These are the salad days of my son and daughters, my nephews and nieces, not that they are cold and green, rather that it’s their heyday, their walk in the sun, although salad, like the heyday of the young, can quickly go from crisp and cool to limp and warm, in an East of Eden boxcar minute.

In Shakespeare’s Antony and Cleopatra, Cleopatra is regretting her youthful dalliances with Julius Caesar when she says,
…My salad days, / When I was green in judgment, cold in blood…
Shakespeare uses the phrase salad days presumably to mean youthful and impulsive. Cleopatra’s words, “green” and “cold” suggest good qualities in salad and youthful dalliance.

Which leads me to another tossed salad, the offbeat love story of H.I. McDonough (Nicholas Cage) and Edwina (Holly Hunter), in the movie, Raising Arizona.
H.I. McDonough – voiceover (Nicholas Cage): These were the happy days, the salad days as they say. And Ed felt that havin’ a critter was the next logical step. It was all she thought about. Her point was that there was too much love and beauty for just the two of us and every day we kept a child out of the world was a day he might later regret havin’ missed.

The term salad days represents H.I. and Ed at the zenith of their youthful exuberance. I mean, after all, H.I. did rob a convenience store with a ladies panty on his head. That’s very cold and green.

These salad days remind me of the weddings of the past few years in our family and of weddings to come. I recently asked Karen, “Have you attended all of your nieces and nephews weddings so far?” There are 26 possible weddings…7 so far…Karen has made all 7, and has plans to attend 19 more, if invited.

It’s early in the day of cold and green for these youngsters, so much so that I’m changing the name, with all due respect to Bill Shakespeare. I’m changing the name from salad days to cake days, these days of love and marriage, of youth and odd behavior, and wedding cake. Besides, cake is sweeter and you can stick cake in the freezer and eat it a year later on it’s anniversary. Try that with salad.

In two weeks, we’ll be fork deep in icing on the wedding day of Brandon and Liz, and Liz will become Elizabeth Taylor, who once played Cleopatra in the eponymous movie. And I’ll do what I love to do at weddings. Dance and eat cake.

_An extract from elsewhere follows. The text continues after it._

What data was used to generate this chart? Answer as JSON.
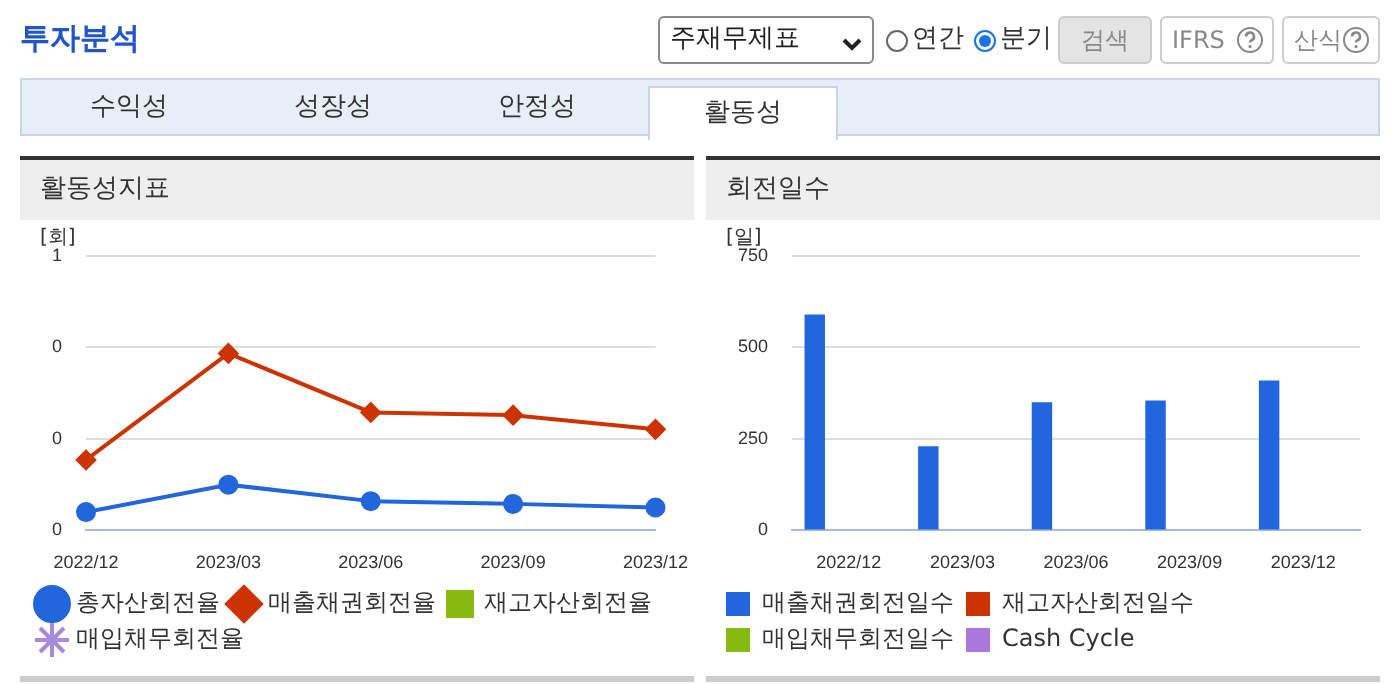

As for dancing, my skills are measured in pulses of bodily confusion, illustrated again with dialogue from “Raising Arizona,”
Gale (John Goodman): Everybody freeze. Everybody get down on the ground.
Old Man: Well which is it young feller? You want me to freeze or get down on the ground? I mean to say if’n I freeze I can’t rightly drop and if’n I drop I’m gonna be in motion.
That’s exactly how I dance…somewhere in between frozen and dropping to the ground.
Cake on the other hand is more natural. The last wedding cake I had was so good that I had it and I ate it too. I had always heard that you couldn’t do that, but I did.

Twenty-six salad and cake people, ages 16 to 35. Hmmm, we’ll eat a lot of cake in the coming years, and dance many strange dances.

Just think honey, only 19 more weddings to go. You better buy some dancing shoes and a silver fork because that’s a lot of cake and kemosabe. But it will be fun…we’ll dance like Justin Timberlake doing the Mambo Cakewalk while everyone watches and we won’t even care and then we’ll eat Italian wedding cake with coconut icing, but unlike Cleopatra, we won’t regret that dalliance one little bit, because these are after all, our cake days, when we dance with abandon and lick the icing from our fingers.